Darilaut (UNG) – Untuk memperkuat pengembangan sektor perikanan di Indonesia, Fakultas Kelautan dan Teknologi Perikanan Universitas Negeri Gorontalo (UNG) menandatangani perjanjian kerja sama dengan Yayasan Masyarakat dan Perikanan Indonesia (MDPI).
Kerja sama ini bertujuan untuk meningkatkan kualitas sumber daya manusia, riset, serta pemanfaatan teknologi perikanan yang berkelanjutan.
Penandatanganan kerja sama dilaksanakan di Gorontalo oleh Dekan Fakultas Kelautan dan Teknologi Perikanan, Prof. Dr. Yuniarti Koniyo dan Direktur Yayasan MDPI Yasmine Simbolon, dalam acara pertemuan reguler komite pengelola bersama perikanan Provinsi Gorontalo.

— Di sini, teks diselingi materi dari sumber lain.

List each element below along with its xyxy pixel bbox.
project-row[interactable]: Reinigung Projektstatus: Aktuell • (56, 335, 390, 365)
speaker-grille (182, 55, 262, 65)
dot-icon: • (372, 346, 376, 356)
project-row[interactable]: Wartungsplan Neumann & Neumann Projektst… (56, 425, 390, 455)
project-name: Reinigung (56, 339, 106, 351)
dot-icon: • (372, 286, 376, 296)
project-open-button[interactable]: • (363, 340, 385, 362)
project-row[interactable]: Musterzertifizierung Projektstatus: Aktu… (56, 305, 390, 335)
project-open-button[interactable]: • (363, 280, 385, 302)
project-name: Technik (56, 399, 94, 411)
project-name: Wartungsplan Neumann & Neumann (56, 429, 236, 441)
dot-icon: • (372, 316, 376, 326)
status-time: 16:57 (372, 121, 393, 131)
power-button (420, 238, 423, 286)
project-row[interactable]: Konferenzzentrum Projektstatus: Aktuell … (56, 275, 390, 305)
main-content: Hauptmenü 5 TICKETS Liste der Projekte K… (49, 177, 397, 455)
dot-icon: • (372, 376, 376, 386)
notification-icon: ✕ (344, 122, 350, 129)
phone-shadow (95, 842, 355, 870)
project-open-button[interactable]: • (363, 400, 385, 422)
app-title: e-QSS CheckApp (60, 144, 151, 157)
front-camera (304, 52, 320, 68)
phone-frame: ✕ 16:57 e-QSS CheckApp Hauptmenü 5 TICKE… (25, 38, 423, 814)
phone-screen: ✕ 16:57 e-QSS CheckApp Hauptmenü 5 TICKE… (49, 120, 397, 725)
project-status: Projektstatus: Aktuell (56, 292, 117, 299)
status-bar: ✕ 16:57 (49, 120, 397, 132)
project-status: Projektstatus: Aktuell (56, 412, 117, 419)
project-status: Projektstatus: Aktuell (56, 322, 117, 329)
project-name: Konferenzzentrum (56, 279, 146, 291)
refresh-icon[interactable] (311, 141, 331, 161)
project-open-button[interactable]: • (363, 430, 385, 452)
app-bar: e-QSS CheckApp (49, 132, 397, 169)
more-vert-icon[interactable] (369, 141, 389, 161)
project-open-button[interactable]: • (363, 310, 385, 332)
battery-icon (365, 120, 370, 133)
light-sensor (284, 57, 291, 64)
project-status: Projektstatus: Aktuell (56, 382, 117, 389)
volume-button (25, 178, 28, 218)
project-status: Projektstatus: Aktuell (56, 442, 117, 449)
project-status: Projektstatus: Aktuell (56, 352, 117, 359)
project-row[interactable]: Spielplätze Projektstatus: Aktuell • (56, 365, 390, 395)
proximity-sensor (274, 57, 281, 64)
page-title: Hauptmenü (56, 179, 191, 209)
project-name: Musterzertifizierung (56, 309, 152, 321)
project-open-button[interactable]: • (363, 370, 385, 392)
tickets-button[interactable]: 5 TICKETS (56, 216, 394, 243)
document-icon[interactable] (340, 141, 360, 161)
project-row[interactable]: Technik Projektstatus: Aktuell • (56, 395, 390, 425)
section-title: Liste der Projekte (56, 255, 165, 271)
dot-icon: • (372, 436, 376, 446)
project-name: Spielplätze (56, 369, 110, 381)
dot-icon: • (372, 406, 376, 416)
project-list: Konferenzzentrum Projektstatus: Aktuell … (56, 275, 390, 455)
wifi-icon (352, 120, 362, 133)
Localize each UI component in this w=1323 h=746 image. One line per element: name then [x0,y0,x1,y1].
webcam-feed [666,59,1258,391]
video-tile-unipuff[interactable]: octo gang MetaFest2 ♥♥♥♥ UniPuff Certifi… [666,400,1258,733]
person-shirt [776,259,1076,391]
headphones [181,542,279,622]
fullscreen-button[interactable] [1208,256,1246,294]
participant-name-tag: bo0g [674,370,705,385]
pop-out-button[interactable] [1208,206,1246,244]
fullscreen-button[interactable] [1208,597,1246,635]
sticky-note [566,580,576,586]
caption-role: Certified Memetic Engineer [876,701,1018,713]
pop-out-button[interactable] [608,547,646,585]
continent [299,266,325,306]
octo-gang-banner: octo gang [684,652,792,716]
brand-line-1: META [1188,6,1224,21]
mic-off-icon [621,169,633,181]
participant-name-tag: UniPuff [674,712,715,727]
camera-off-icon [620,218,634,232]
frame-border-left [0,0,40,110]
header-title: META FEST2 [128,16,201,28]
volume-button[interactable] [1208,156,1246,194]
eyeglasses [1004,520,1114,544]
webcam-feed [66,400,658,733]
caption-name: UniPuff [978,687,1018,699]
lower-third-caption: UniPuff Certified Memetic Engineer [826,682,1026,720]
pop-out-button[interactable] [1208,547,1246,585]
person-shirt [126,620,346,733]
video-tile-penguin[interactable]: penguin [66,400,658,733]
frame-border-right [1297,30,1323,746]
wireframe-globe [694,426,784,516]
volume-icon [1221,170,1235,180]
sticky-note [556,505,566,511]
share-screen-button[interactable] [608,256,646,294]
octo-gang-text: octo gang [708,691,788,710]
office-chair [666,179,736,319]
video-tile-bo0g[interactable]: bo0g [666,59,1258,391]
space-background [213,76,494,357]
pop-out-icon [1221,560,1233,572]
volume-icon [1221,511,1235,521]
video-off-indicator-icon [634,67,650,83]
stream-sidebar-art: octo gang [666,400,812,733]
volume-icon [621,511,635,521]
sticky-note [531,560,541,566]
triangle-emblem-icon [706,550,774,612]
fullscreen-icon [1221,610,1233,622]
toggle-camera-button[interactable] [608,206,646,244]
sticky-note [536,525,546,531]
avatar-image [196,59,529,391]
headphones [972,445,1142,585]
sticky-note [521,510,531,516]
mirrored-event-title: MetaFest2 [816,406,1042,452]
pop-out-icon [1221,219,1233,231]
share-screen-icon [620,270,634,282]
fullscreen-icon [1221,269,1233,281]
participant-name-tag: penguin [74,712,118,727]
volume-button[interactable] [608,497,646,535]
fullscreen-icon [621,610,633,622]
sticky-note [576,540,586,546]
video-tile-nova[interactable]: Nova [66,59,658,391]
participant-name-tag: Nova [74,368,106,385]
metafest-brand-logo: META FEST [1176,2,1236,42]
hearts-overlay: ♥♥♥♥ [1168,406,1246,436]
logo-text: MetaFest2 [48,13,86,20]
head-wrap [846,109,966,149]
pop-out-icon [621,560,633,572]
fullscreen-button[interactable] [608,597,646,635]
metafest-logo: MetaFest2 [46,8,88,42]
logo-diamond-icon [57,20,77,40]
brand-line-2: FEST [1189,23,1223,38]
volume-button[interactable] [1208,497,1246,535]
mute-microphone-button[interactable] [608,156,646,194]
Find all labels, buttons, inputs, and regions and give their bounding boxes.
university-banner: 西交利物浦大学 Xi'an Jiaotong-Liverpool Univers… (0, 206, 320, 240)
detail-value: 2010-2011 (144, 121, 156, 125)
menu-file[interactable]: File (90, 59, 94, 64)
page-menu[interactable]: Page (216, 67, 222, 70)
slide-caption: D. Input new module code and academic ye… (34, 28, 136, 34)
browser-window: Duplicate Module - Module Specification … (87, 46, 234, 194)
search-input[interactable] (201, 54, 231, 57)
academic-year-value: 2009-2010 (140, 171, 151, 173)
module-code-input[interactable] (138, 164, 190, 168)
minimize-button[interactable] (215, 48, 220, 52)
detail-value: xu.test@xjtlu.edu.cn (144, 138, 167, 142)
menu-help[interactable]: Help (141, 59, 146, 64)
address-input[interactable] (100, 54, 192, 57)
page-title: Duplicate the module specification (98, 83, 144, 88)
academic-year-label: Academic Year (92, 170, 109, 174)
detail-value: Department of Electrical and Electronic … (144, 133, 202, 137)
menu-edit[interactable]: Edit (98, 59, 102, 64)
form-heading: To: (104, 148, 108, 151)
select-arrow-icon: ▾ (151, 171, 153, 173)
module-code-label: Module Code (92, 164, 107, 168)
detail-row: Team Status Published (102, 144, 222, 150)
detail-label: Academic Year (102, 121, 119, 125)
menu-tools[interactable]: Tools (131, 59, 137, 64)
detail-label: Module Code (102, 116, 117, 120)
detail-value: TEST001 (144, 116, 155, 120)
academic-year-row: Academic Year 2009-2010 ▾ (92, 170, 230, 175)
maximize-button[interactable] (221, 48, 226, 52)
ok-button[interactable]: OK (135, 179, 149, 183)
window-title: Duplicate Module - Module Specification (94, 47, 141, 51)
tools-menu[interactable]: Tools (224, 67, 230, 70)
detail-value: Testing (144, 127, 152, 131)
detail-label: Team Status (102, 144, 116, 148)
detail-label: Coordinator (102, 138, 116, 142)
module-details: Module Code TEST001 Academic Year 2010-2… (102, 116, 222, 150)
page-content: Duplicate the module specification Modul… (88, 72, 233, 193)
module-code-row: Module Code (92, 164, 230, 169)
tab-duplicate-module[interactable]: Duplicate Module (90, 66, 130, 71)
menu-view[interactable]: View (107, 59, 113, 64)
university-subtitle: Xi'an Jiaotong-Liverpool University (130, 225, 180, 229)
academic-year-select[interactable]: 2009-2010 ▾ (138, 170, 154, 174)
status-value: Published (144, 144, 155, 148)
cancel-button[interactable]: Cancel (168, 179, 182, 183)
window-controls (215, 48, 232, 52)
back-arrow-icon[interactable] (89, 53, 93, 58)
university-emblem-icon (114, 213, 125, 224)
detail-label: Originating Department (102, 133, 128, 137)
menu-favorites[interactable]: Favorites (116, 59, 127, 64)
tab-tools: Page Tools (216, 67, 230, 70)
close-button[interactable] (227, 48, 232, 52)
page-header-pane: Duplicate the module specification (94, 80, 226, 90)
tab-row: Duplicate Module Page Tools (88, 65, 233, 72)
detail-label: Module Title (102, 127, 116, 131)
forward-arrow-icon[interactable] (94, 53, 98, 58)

Kerja sama ini akan memperkuat kolaborasi antara dunia akademik dan industri perikanan. Selain itu, dapat mendorong peningkatan hasil perikanan yang berkelanjutan serta memberikan pelatihan dan pendampingan kepada masyarakat perikanan di berbagai daerah.
Perjanjian kerjasama ini merupakan langkah penting dalam meningkatkan kapasitas akademik serta kontribusi nyata dalam pengelolaan dan pemberdayaan potensi kelautan dan perikanan yang ada di Indonesia, khususnya di wilayah Gorontalo dan Teluk Tomini.
Melalui kerja sama ini diharapkan dapat memberikan dampak yang signifikan, baik dari segi pendidikan, riset, maupun pengembangan teknologi yang akan bermanfaat bagi masyarakat pesisir.
Perjanjian kerja sama mencakup berbagai aspek, antara lain pelaksanaan penelitian bersama, pengembangan kurikulum yang berbasis pada kebutuhan industri perikanan, serta program pemberdayaan masyarakat pesisir melalui pelatihan dan seminar.
Dengan adanya kerja sama ini diharapkan akan terjalin sinergi yang positif antara Fakultas Kelautan dan Teknologi Perikanan UNG, Yayasan MDPI, serta berbagai pihak terkait lainnya untuk memajukan sektor perikanan di Indonesia, sekaligus mendukung keberlanjutan sumber daya alam kelautan dan perikanan.